After the meeting, they went to the front of the office, where protesters have been demonstrating for several days.
Local television channel Sirasa showed pro-government supporters attacking protesters with clubs and iron bars and demolishing and later burning down their tents.
Protesters made accusations on Sirasa TV that police did not intervene to prevent the attack, despite using tear gas and water cannons on protesters as recently as Friday.
At the main hospital in the capital Colombo, 23 wounded people were admitted, though their condition was not critical, an official said on condition of anonymity as she is not authorised to speak to the media.
The attacks came as protesters marked their 31st day outside the President’s and prime minister’s offices.
They were demanding that the President, the prime minister, and other powerful Rajapaksa family members quit.
Similar protests spread to other locations, with people setting up camps opposite the prime minister’s residence and in other towns across the country.

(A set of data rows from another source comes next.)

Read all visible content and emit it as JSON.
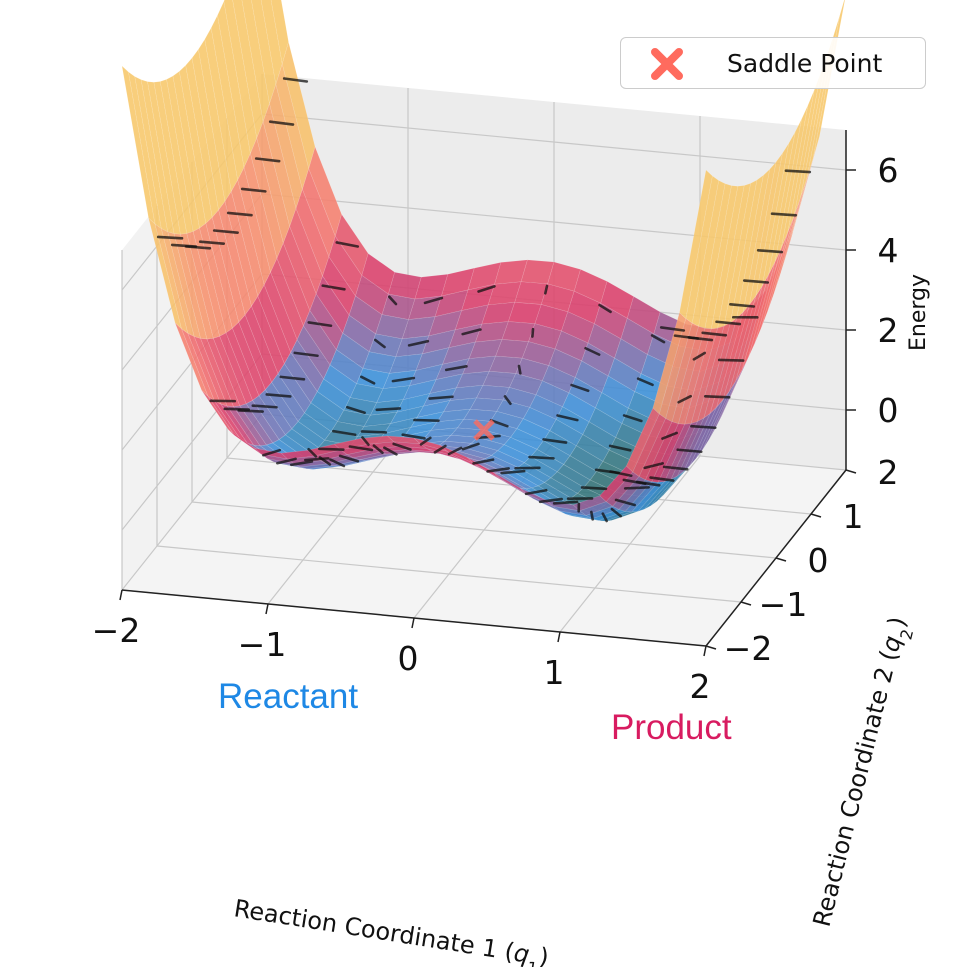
{
  "chart_data": {
    "type": "surface",
    "title": "",
    "xlabel": "Reaction Coordinate 1 (q1)",
    "ylabel": "Reaction Coordinate 2 (q2)",
    "zlabel": "Energy",
    "xlim": [
      -2,
      2
    ],
    "ylim": [
      -2,
      2
    ],
    "zlim": [
      -1.5,
      7
    ],
    "xticks": [
      "−2",
      "−1",
      "0",
      "1",
      "2"
    ],
    "yticks": [
      "−2",
      "−1",
      "0",
      "1",
      "2"
    ],
    "zticks": [
      "0",
      "2",
      "4",
      "6"
    ],
    "surface_function": "E(q1,q2) = (q1^2 - 1)^2 + 0.5*q2^2 - 0.3*q1",
    "grid": true,
    "minima": [
      {
        "label": "Reactant",
        "q1": -1,
        "q2": 0,
        "color": "#1e88e5"
      },
      {
        "label": "Product",
        "q1": 1,
        "q2": 0,
        "color": "#d81b60"
      }
    ],
    "saddle_point": {
      "q1": 0,
      "q2": 0,
      "energy": 1.0,
      "color": "#ff6b5e"
    },
    "legend": {
      "placement": "top-right",
      "entries": [
        "Saddle Point"
      ]
    },
    "colors": {
      "low": "#2e6b63",
      "mid_low": "#3a8fd9",
      "mid": "#d93c6b",
      "high": "#f7c76a",
      "vector": "#111111"
    },
    "gradient_field": "negative gradient arrows plotted on surface"
  },
  "legend": {
    "saddle_label": "Saddle Point"
  },
  "annotations": {
    "reactant": "Reactant",
    "product": "Product"
  }
}
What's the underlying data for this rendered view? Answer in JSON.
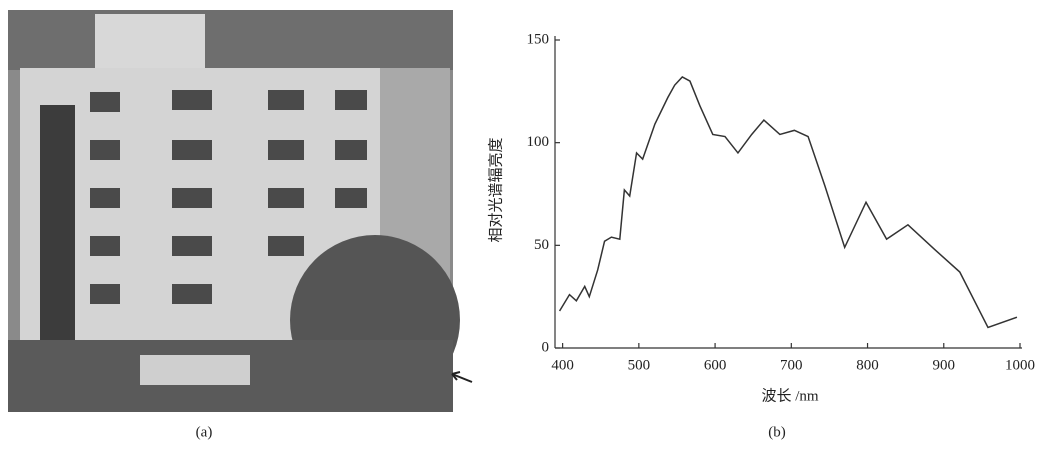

Until Monday, the Rajapaksa brothers had resisted calls to resign, though three Rajapaksas out of the five who were politicians stepped down from their Cabinet posts in April.
Trade unions have called for protests throughout this week, trade union activist Saman Rathnapriya said, and more than 1,000 unions representing health, port, education, and other key service sectors have joined the “week of protests” movement.
He said that, during the week, the workers will stage demonstrations at their workplaces across the country.
At the end of the week, they will launch a huge march up to Parliament, demanding the President’s removal and a new government.
For several months, Sri Lankans have endured long queues to buy fuel, cooking gas, food and medicine, most of which come from abroad.
Shortages of hard currency have also hindered imports of raw materials for manufacturing and worsened inflation, which surged to 18.7% in March.
People blocked main roads to demand gas and fuel.
On Sunday, local television channel Hiru showed people in some areas fighting over fuel.
Sri Lanka was due to pay £5.7 billion of its foreign debt this year out of nearly £20.3 billion it must pay by 2026.
Its total foreign debt is £41.5 billion.
Sri Lanka’s finance minister announced earlier this week that the country’s usable foreign reserves have plummeted below £40.7 million.
As oil prices soar during the Russia-Ukraine conflict, Sri Lanka’s fuel stocks are running out.
Authorities have announced country-wide power cuts will increase to about four a day because they cannot supply enough fuel to power stations.
Protesters have crowded the streets since March, maintaining that Mr Rajapaksa and his family — who have dominated nearly every aspect of life in Sri Lanka for most of the last 20 years — are responsible for the crisis.
On Friday, Mr Rajapaksa declared a state of emergency, which empowers him to authorise detentions, property seizure and search of any premises.
He can also change or suspend any law in the interests of public security and for the maintenance of essential supplies.
Diplomats and rights groups have expressed concern over the move.
Sri Lanka has been holding talks with the International Monetary Fund to get an immediate funding facility as well as a long-term rescue plan but was told its progress would depend on negotiations on debt restructuring with creditors.
Any long-term plan would take at least six months to get underway.